Diamond Jubilee Memories: Magic All The Way by Mark Raffles
Reviewed by Jamy Ian Swiss (originally published in Genii June, 1997)
Mark Raffles is now in his 60th year in show business, and as might be surmised, he has
a few stories to tell. The noted pickpocket and magician (and also dog trainer who, along
with his wife, presented a magic act using trained dogs under the moniker of The
Wychwoods for a time) has been telling some of those tales over the years in a column
entitled Rich Pickings in the pages of Abracadabra, the weekly British magic journal.
The author has now collected and expanded upon those writings, to compile this
charming little memoir. While it's a little too episodic to be considered an
autobiography, there is some family and childhood information included in the early
pages, complete with photographs of the author's forbears, and of himself at an
exceedingly young age in a charming staged photo with his parents, dating to the early
1920s.
The author had a supportive uncle who was an early influence, and helped to put
together a first magic act which the author performed at church and school functions in
the early 1930s.

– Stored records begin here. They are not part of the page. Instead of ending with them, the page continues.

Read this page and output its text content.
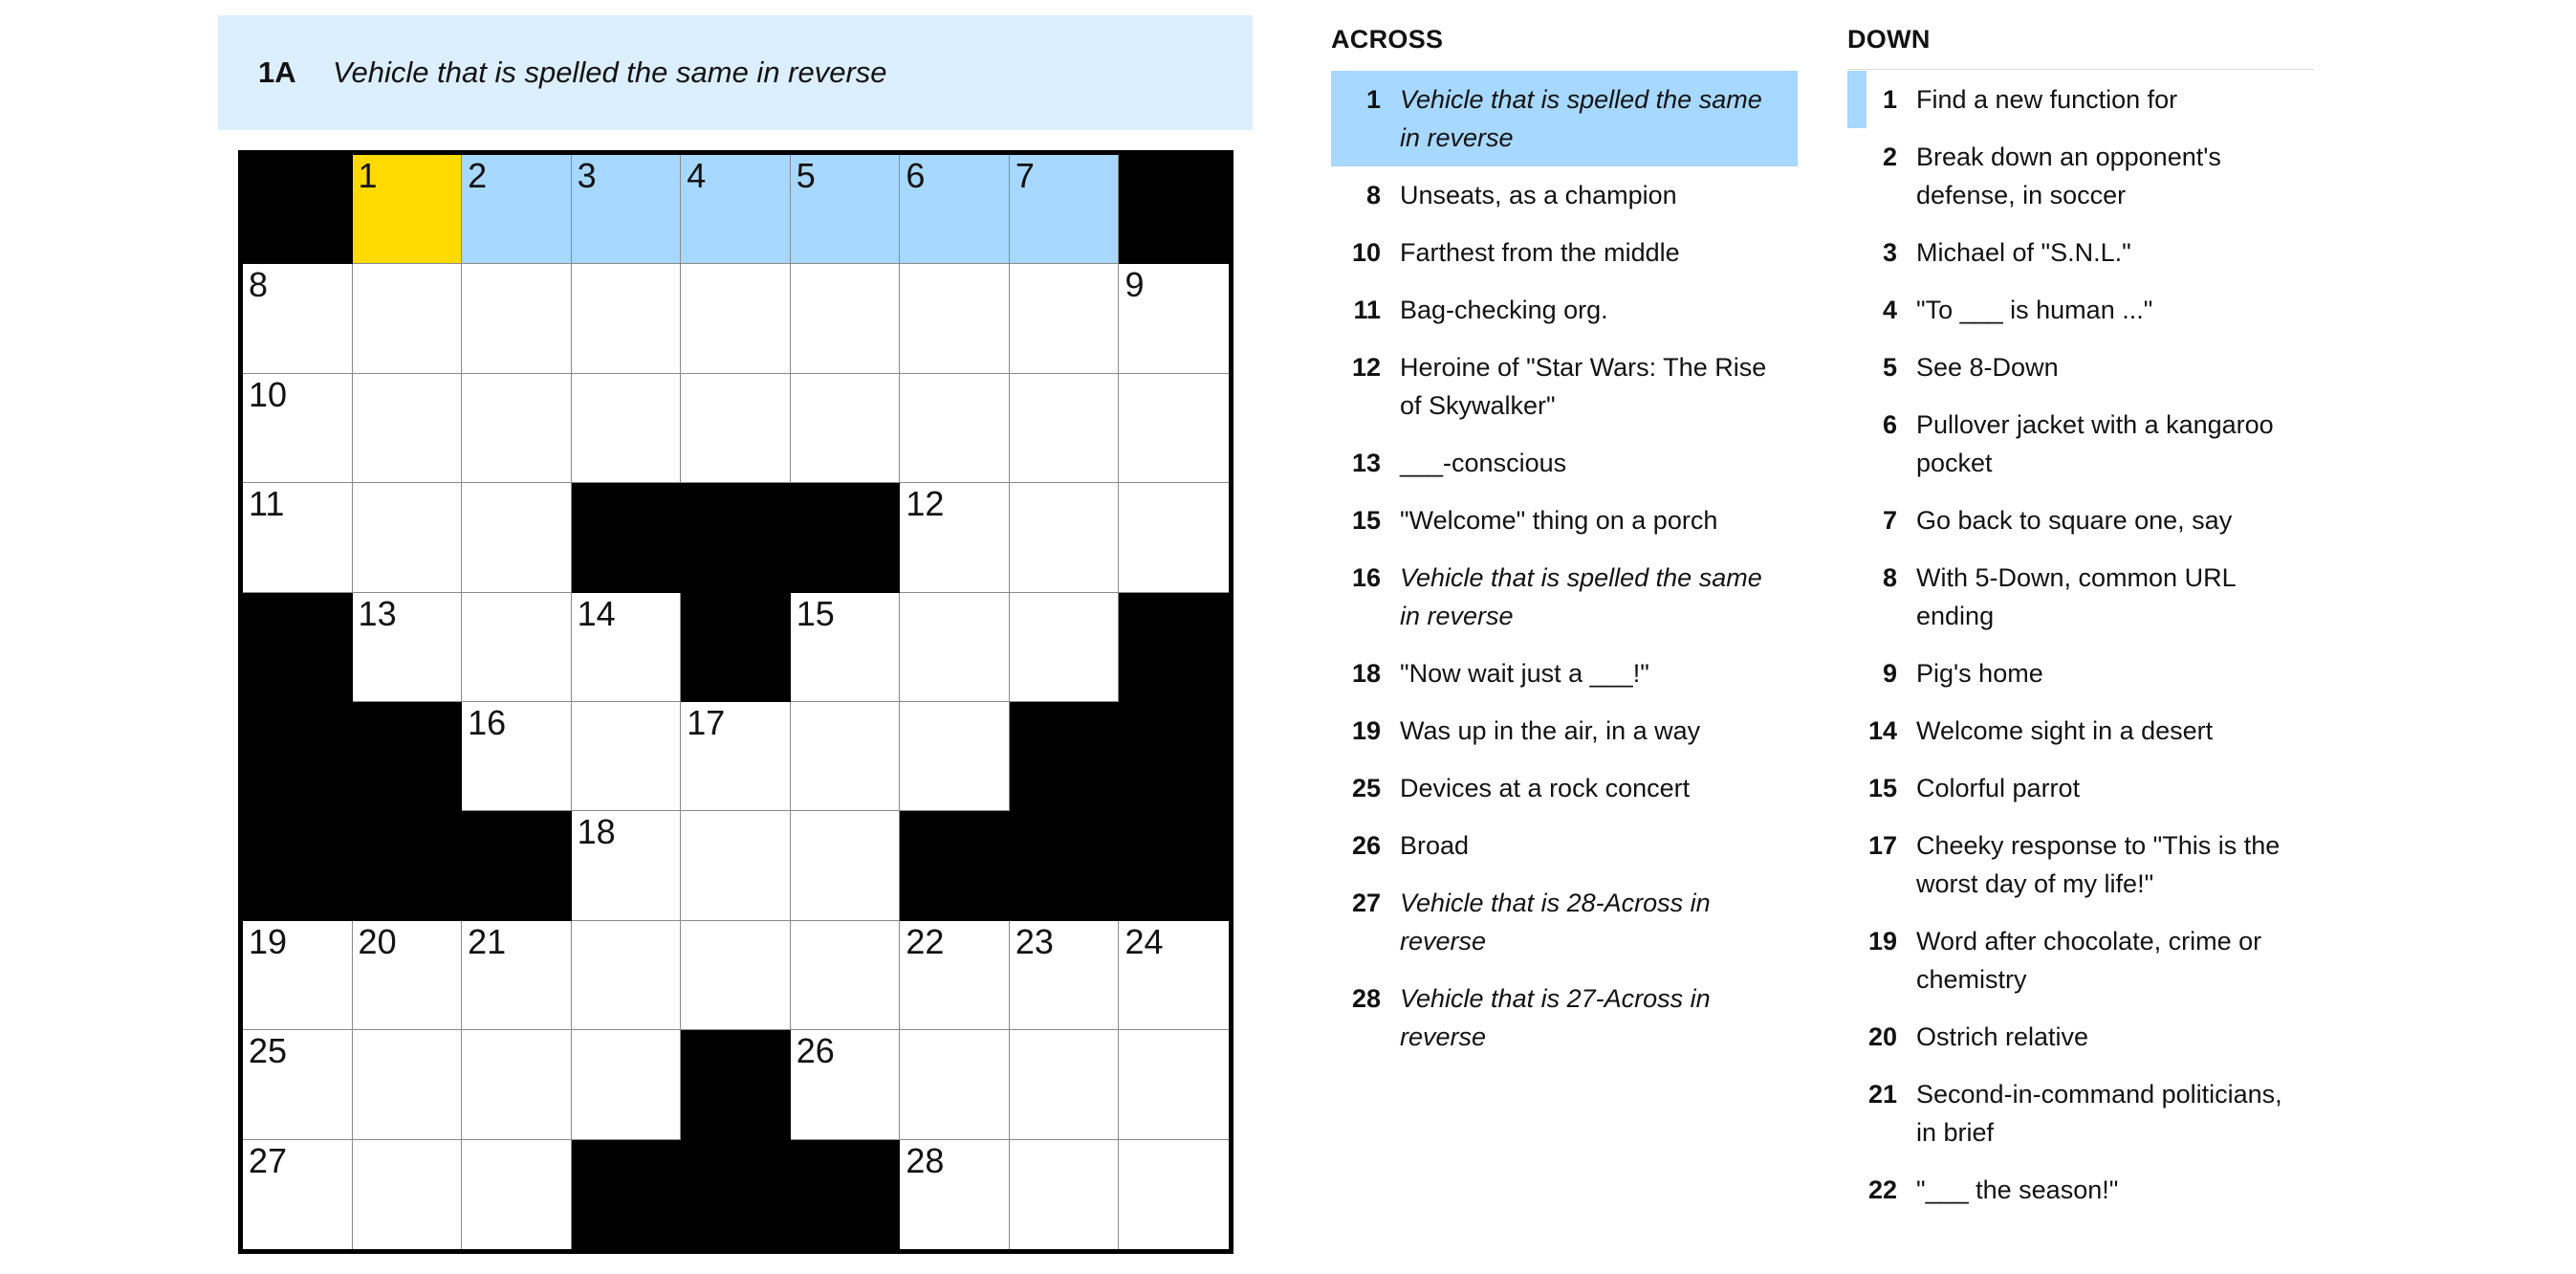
1A	Vehicle that is spelled the same in reverse
1	2	3	4	5	6	7
8	9
10
11	12
13	14	15
16	17
18
19 20 21	22 23 24
25	26
27	28
ACROSS
1 Vehicle that is spelled the same in reverse
8 Unseats, as a champion
10 Farthest from the middle
11 Bag-checking org.
12 Heroine of "Star Wars: The Rise of Skywalker"
13 ___-conscious
15 "Welcome" thing on a porch
16 Vehicle that is spelled the same in reverse
18 "Now wait just a ___!"
19 Was up in the air, in a way
25 Devices at a rock concert
26 Broad
27 Vehicle that is 28-Across in reverse
28 Vehicle that is 27-Across in reverse
DOWN
1 Find a new function for
2 Break down an opponent's defense, in soccer
3 Michael of "S.N.L."
4 "To ___ is human ..."
5 See 8-Down
6 Pullover jacket with a kangaroo pocket
7 Go back to square one, say
8 With 5-Down, common URL ending
9 Pig's home
14 Welcome sight in a desert
15 Colorful parrot
17 Cheeky response to "This is the worst day of my life!"
19 Word after chocolate, crime or chemistry
20 Ostrich relative
21 Second-in-command politicians, in brief
22 "___ the season!"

The act included "card in sand frame, the diebox, the eggbag, the ropes
through coat, coil streamers from opera crush hat ending with goldfish bowl production,
and concluding with a goodnight banner." A respectable start! The author made his
professional debut in 1938, aping Cardini in an act that featured "cigar and clay pipe,
card manipulations, billiard balls and silks," demonstrating both how influential that
unique master was and how commonplace the practice, in the the pre-television
vaudeville era, of copyists booking themselves into more territory than any single act
could ever cover.
Readers interested in the history of variety performance, particularly in Great Britain's
music halls, will find plenty here to invoke the intoxicating spell of time travel. Whether
recounting his speechless encounter with the great Dante, or his friendship with Elroy,
the Armless Artist, who did card tricks with his feet, or tales of wartime touring with the
Entertainment National Service Association, the British equivalent of USO, the author is
full of stories both memorable and meaningful. Especially moving are tales of
performing for soldiers, "wet and mud-spattered, beneath helmets, faces ... scrawled
with black and green make-up." Or of the night in Glasgow the author and his fellow
performers were ferried by launch to a large ship, shrouded in darkness, to perform
"three shows that night in state ballrooms to troops returning home after two years on
active service." Unknown to the author at the time, "[t]he ship, in all its wartime
camouflage, was the Queen Mary."
Eventually Mr. Raffles developed a pickpocket act, which he has performed extensively
for many years and in dozens of television spots in Great Britain. He describes first
seeing this type of act performed by the legendary Giovanni and explains that most
performers who followed in the latter's footsteps—the author included—had to figure
the techniques out for themselves, as precious little had been published on the subject at
the time, other than a brief pamphlet by Eddie Joseph. Since that time, Mr. Raffles has
produced his own well-received book and videotape on this specialty.
He also recounts a touching remembrance of an on-stage appearance at the 1995
Blackpool convention with Harry Blackstone Jr., all the more poignant given the latter's
recent untimely passing, when each performer managed to pick the other's pocket on stage. The author offers the tale as "simple tribute to Harry Blackstone, one of magic's
finest stars, who so unselfishly let me share his limelight for that magical moment for
the entertainment of our fellow magicians. Thank you, Harry."
Mr. Raffles repeatedly conjures up the experience of both performing in and attending
the great music halls of days gone by. It seems that time after time, after sweeping the
reader up in the grand scale of these halcyon days in truly hallowed halls, the anecdotes
are concluded with, on a note of melancholy, the dates of their razing.
Never self-aggrandizing or self-important, never name-dropping or inflated, never
overly sentimental, the author is a generous storyteller who has seen a great deal, and
readers will thank him for pausing to share a few stories along the way.